En investiguant les dimensions émotionnelles, symboliques et relationnelles au coeur de la recherche de AIship, le but de cet essai est de réfléchir à la façon dont les arts visuels peuvent aider à révéler et à rendre tangible le pouvoir transformateur des systèmes et des outils IA aux publics. Les réflexions partagées dans cet essai sont le résultat d’un dialogue entre l’autrice et l’artiste visuel et chercheur Clément de Gaulejac qui joue avec le langage afin de déconstruire les discours autour des enjeux sociaux, politiques et économiques. Notre dialogue tourne autour de ce que les discours actuels sur l’IA privilégient et ce qu’ils laissent souvent en arrière-plan. Par exemple, les grandes infrastructures (les bases de données interopérables, les centres informatiques, les centres de données) dont l’IA a besoin pour livrer ses promesses sont souvent laissées hors du champ critique et rendues invisibles.
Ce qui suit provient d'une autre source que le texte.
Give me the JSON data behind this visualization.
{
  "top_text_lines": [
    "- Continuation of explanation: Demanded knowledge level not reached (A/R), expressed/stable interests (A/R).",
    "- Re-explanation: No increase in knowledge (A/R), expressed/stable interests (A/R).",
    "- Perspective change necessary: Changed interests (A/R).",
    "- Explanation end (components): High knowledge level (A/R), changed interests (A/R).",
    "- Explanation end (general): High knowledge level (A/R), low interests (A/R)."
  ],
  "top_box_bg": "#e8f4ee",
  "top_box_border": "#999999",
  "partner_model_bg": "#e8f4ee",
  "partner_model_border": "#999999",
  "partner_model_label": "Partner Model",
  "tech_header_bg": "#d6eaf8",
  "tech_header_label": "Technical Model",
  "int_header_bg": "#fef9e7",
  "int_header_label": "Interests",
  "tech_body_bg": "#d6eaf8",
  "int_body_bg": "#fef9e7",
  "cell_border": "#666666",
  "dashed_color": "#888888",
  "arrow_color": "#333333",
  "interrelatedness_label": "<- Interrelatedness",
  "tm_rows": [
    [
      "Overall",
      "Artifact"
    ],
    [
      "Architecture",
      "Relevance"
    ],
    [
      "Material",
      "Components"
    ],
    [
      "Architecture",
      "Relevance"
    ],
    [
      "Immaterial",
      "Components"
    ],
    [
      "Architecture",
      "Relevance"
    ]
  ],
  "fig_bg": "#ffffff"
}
Afin de révéler cette dualité, de Gaulejac crée une installation sur laquelle une inscription nous incite à y chercher ce qui manque : « L’IA résout les problèmes, mais n’en a aucun ». Dans cet essai, je retrace à partir de l’innovation responsable en santé une nouvelle perspective sur ce qui se terre derrière l’expérience immédiate de AI-Ship : la dynamique entrepreneuriale puissante qui nourrit le développement des outils de l’IA en santé. Si certains considèrent que les données sont « le pétrole du 21e siècle », il y a un urgent besoin de clairement et collectivement aborder : 1) les meneurs commerciaux qui rendent possible le projet AI-Ship; et 2) les impacts tangibles du déploiement de l’IA sur l’environnement, les inégalités sociales et l’asymétrie des pouvoirs. Les arts visuels pourraient ainsi devenir un allié important.

Clément de Gaulejac
AI solves problems but it doesn’t have any
Néons, fer plat
190 x 60 x 30 cm
2019

Depuis plus de quinze ans, le travail de Clément de Gaulejac met de l’avant des jeux de langage et des mises en tension dialectiques qui demeurent irrésolues. L’artiste présente ici un énoncé dont la syntaxe rappelle celle d’un aphorisme : « AI solves problems but it doesn’t have any ». Se traduisant par « L’IA résout des problèmes, mais elle n’en a pas », cette phrase en anglais – langue prédominante dans le monde scientifique et dans les compagnies de développement de l’IA – apparaît comme une affirmation ferme. Pourtant, sa formulation recèle d’autres niveaux de significations. La notion de problème se dédouble ici en un référent à la fois informatique (à la manière d’un problème mathématique ou algorithmique) et humain (un problème de santé, voire un problème existentiel). Elle apparait ainsi autant comme une question, au sens d’une problématique, que comme une difficulté éprouvée. À cela s’ajoute l’idée que l’IA serait dénuée de défauts, qu’il s’agirait d’une technologie ou d’une réalité sans taches. Si ce point de vue peut sembler amusant et, d’entrée de jeu, en proie à la réfutation, son intérêt croît lorsqu’on tente de spécifier clairement quels sont les problèmes qui en découlent ou auxquels sont confrontées ces nouvelles technologies. Les réponses sont nombreuses, peut-être trop nombreuses. L’énoncé opère ainsi une mise à distance sémantique et un renversement efficace qui témoignent en final de l’importance d’entamer collectivement une réflexion nuancée et informée sur l’IA. Le fait de matérialiser la phrase en une structure lumineuse autonome offre d’autres pistes. Haute de près de deux mètres, l’œuvre se démarque par une verticalité qui n’est pas sans évoquer la posture humaine, alors que le dispositif électrique apparent des néons et la charpente métallique s’accordent davantage à du mobilier industriel ou clinique. Difficile toutefois de ne pas remarquer la couleur violette des néons qui, associée au contenu de l’énoncé, rejoint les codes esthétiques de la science-fiction. Pourtant, en se tenant ainsi debout dans l’espace, l’œuvre de de Gaulejac incite à littéralement faire le tour de la question contenue dans son énoncé, un énoncé dont les projections et réfutations peuvent avoir des retombées bien réelles, notamment politiques.